The government backed down in a row over whether the advice from the attorney general – which traditionally remains private – should be given to MPs before parliament votes on the Brexit deal.
Labour pushed for the unorthodox move due to the “exceptional” nature of Brexit, and found backing from the DUP – which props up May's government.
Conservative MPs from the hard Brexit European Research Group revealed they would abstain in any vote, leading the government to accept Labour's motion instead of suffering an embarrassing defeat in parliament on Tuesday afternoon.
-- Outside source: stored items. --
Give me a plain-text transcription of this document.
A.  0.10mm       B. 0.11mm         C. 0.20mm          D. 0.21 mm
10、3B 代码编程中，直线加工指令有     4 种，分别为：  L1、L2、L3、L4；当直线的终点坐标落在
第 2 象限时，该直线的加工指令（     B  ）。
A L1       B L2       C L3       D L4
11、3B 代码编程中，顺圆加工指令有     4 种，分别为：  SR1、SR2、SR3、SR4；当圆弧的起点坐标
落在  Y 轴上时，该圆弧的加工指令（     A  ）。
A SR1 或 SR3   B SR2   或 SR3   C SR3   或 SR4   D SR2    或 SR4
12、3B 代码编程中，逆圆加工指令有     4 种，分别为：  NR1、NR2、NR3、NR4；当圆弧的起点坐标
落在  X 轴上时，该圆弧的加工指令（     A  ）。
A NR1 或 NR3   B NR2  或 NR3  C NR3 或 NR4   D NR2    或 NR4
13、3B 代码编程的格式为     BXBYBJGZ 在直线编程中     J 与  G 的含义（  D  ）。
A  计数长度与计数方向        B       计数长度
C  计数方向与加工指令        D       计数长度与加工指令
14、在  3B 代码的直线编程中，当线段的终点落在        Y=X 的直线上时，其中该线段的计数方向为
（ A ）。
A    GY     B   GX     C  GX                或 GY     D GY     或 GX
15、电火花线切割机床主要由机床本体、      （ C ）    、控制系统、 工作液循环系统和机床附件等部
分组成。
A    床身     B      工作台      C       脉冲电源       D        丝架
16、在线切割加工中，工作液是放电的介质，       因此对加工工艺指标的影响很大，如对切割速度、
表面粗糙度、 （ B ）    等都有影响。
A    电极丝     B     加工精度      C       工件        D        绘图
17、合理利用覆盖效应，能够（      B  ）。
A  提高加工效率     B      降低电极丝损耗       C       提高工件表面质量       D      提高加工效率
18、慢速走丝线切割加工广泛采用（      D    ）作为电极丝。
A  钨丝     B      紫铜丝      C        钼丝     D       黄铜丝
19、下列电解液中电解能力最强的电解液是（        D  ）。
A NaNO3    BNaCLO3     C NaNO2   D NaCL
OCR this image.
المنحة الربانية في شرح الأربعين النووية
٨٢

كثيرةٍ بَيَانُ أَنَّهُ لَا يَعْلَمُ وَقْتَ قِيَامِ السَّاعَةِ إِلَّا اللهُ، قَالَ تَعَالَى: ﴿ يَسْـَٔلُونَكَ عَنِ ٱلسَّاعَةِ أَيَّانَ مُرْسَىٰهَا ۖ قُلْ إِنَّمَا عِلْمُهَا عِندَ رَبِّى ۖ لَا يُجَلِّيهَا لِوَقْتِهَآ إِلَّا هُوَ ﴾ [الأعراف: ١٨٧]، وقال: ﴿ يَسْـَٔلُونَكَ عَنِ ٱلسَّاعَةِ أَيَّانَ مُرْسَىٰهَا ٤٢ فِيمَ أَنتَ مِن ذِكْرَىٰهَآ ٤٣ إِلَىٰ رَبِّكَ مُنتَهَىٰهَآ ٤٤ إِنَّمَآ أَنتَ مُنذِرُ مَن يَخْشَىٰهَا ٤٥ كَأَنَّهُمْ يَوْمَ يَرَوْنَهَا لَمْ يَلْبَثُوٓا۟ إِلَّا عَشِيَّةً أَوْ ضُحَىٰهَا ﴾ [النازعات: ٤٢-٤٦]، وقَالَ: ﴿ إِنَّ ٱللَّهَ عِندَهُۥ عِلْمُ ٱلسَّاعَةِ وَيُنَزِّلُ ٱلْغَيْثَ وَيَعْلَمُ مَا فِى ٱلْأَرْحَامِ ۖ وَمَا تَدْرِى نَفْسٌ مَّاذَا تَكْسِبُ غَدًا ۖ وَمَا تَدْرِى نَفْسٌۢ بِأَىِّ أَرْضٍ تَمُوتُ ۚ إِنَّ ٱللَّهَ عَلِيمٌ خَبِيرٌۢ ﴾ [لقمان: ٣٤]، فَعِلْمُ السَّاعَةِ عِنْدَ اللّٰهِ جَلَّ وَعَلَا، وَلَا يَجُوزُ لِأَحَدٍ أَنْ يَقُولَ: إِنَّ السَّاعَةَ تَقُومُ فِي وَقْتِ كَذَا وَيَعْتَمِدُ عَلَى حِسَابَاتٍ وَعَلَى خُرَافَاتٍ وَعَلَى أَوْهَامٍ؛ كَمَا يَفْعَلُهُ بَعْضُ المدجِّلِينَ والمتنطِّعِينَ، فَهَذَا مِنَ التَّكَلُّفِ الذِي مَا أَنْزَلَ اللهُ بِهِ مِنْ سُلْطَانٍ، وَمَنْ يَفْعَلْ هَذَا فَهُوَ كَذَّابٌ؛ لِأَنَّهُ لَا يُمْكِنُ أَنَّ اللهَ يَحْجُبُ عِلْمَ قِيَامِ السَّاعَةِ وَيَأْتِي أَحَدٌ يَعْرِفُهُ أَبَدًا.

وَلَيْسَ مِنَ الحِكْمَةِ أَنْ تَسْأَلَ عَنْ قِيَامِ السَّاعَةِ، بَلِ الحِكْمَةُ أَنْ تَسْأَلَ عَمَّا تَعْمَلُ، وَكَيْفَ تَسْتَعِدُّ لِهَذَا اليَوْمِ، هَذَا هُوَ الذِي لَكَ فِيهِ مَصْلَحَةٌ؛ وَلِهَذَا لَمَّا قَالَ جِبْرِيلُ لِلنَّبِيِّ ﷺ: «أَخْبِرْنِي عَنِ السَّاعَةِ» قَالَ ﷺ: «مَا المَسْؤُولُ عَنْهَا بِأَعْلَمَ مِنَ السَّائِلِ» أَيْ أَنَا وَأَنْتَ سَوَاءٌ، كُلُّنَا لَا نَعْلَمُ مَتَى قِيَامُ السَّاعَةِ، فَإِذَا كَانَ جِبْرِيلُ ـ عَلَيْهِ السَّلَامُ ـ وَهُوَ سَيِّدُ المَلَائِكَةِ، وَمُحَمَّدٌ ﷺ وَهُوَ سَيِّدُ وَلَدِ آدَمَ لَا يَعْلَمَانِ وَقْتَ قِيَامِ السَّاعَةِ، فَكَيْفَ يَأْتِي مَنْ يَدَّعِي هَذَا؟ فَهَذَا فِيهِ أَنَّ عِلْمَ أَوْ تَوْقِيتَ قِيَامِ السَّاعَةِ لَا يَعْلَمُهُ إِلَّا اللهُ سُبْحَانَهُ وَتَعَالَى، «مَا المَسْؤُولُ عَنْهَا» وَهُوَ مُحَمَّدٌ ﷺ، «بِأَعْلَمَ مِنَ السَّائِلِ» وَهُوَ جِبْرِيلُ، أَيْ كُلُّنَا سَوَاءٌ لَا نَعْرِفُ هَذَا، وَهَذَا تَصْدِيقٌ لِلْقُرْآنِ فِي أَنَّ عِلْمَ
David Lidington, the de facto deputy prime minister, initially warned that giving in to Labour’s demands would see more than 5,000 documents released detailing legal advice given over the course of the negotiations.
He then offered a compromise that would see a summary of the advice given by the attorney general Geoffrey Cox presented to MPs.
Lidington said: “We will make available to all members of the House, following the conclusion of negotiations, and ahead of the meaningful vote, a full, reasoned position statement laying out the Government's both political and also legal position on the proposed withdrawal agreement. And that includes any protocols that might be attached to it."
Labour were unmoved by the offer, with shadow Brexit secretary Sir Keir Starmer saying: “Rather than fighting this unnecessary battle with parliament, the prime minister should accept the motion and agree to publish the full advice."
The DUP backed the release of the advice so MPs could see what the implications were for any backstop agreed for Northern Ireland.
The party's Brexit spokesperson Sammy Wilson said: "No one has compromised the government's position more than the Government itself in these negotiations.
"They willingly accepted the EU agenda and timetable and sequencing for the negotiations. They uncritically accepted this nonsense of the backstop of Northern Ireland – a problem which doesn't exist and which can be dealt with by the existing trade facilitation measures which are in place."
The sight of the government ordering its MPs to abstain on any vote because it did not have the support of the ERG angered anti-Brexit Conservative MP Anna Soubry.
She said: “Who is running this country – the government or the ERG?”